The chefs—including Brian Dunsmoor of Hatchet Hall, Cadet’s Kris Tominaga, Steve Samson from Sotto as well as Daniel Mattern, Roxana Jullapat and Travis Lett—prepare luscious ham wrapped figs. Flatbread made from the Weisers’ Sonora wheat is accompanied by Fromage Blanc and apricots, followed by tomato and cucumber salad and a boil of Santa Barbara ridgeback prawns served with sweet corn. Jeff Fischer of Habit Wine provides the wine.
This is not just a beautiful meal. The dinner, organized by Outstanding in the Field and held on Saturday, June 22, 2015 is a fundraiser for southern California’s new Grain Hub. Special guest Glenn Roberts of Anson Mills speaks about the importance of preserving and producing heirloom grains. Alex Weiser and Jon Hammond of Linda Vista Ranch, two farmers leading the local grain movement in California, show guests around the farm and share about their work growing wheat, rye and oats.
The Grain Hub started with the work of Sonoko Sakai, a noodle maker, food writer and educator (among other things), who started the organization Common Grains to promote appreciation of Japanese food and culture.

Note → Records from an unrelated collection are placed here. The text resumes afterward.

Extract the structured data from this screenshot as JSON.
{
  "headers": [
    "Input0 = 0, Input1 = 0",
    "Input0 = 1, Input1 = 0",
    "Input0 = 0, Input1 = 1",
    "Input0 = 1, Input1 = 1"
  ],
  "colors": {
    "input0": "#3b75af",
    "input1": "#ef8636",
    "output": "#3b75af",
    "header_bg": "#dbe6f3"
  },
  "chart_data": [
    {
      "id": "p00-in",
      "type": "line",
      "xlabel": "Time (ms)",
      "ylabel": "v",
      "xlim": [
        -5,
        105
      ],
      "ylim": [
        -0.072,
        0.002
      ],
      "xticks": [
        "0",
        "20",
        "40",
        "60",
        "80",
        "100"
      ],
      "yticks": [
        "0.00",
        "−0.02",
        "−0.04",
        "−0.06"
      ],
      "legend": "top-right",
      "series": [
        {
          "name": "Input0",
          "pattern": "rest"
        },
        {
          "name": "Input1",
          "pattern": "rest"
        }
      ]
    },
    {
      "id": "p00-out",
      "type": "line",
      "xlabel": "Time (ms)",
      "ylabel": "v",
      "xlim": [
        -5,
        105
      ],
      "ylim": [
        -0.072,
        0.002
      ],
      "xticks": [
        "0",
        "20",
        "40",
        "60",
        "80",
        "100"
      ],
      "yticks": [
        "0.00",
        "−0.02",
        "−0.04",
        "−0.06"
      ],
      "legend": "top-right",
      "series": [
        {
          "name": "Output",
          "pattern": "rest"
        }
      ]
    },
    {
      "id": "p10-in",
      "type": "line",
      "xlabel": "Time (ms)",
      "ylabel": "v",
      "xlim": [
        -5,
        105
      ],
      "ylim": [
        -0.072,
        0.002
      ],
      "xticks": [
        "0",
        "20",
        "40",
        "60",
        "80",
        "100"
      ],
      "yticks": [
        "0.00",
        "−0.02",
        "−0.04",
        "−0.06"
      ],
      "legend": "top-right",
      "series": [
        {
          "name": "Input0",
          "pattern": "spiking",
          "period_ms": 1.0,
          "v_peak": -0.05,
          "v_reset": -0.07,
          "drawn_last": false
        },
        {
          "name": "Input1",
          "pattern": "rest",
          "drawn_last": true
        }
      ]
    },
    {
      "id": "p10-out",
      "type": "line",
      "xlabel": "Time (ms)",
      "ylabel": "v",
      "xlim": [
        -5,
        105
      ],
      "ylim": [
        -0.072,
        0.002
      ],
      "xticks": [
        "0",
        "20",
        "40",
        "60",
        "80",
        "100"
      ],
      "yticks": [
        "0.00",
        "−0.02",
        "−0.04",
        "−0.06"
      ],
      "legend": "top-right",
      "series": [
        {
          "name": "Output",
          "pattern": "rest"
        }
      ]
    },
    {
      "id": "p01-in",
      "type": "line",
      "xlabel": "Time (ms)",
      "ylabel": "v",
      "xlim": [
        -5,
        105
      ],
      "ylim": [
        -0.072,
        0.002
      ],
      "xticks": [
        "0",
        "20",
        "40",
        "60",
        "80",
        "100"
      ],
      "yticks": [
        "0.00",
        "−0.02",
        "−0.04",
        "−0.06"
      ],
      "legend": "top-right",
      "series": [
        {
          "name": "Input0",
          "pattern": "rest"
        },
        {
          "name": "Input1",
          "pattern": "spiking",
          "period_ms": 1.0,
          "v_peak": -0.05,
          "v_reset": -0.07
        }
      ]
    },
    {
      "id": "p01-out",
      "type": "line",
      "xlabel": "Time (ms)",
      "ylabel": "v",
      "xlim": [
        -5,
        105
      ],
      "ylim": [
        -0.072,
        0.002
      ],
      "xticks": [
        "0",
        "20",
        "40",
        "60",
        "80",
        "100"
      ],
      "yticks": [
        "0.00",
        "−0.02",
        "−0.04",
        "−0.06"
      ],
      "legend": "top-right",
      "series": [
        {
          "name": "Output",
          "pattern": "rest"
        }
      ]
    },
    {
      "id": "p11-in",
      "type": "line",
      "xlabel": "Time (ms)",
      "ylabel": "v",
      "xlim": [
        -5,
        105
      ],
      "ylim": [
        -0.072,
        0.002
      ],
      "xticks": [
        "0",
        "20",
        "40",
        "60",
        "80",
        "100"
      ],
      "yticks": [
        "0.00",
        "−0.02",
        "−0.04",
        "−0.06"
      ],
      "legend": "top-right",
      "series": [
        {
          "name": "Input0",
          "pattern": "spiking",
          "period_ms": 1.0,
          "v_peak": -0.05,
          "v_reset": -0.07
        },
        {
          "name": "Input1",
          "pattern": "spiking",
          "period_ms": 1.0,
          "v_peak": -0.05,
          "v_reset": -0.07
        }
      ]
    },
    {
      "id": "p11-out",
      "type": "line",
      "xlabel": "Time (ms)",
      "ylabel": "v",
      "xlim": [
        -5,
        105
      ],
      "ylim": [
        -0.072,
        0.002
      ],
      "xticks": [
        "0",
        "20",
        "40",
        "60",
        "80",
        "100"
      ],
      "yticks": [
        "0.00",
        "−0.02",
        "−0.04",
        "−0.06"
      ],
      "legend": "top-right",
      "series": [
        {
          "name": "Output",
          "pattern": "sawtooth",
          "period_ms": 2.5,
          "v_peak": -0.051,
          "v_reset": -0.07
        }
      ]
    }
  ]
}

Sakai’s interest in local grains led her to Glenn Roberts at Anson Mills. Roberts in turn donated heirloom seed that Sakai shared with interested southern California sustainable farmers—including Alex Weiser and Jon Hammond.
Hammond explains that small cereal crops like rye have been self-propagating in southern California for more than a hundred years. He is particularly interested in Tehachapi Mountain Rye, a cultivar that southern California farmers abandoned in the 20th century, but which has stubbornly continued to grow as a weed in fields and along roadsides. This tough local variety has adapted to the dry local conditions and requires only a couple inches of rain to produce a harvest.
Recent years have seen a grain renaissance across the country. While the local and sustainable food movements have focused on produce, a few select growers have brought fresh-and-local sensibility to the world of grains. Heirloom local cereal varieties—known as landrace crops—offer a well-adapted option for farmers’ local climates.
Freshly-milled local grains can also offer better flavor, according to chefs and bakers, because they include the bran and germ, which are tasty and nutritious but go rancid if stored for long periods of time
Glenn Roberts was one of the earliest heirloom grain devotees, founding Anson Mills more than 15 years ago. Southern Californians have been able to get fresh local flour only since 2013 when the urban flour mill Grist & Toll opened in Pasadena. But the Grain Hub will mean an expansion in both varieties and quantities of cereal products available.
On the Weisers’ farm, heirloom grains are just one of many crops grown. Alex Weiser rotates wheat and other cereals with carrots and his famous fingerling potatoes. The farm will also continue to produce the crops that have made them beloved among both chefs and farmers’ market shoppers, including shallots, beets, melons and little shishito peppers.
Besides crop rotation, Weiser Family Farms uses holistic practices including cover cropping and fertilizing with compost—what Alex Weiser calls “the Rolls-Royce treatment for your ground.”
As Hammond says, “the future is bright for small cereal grains.”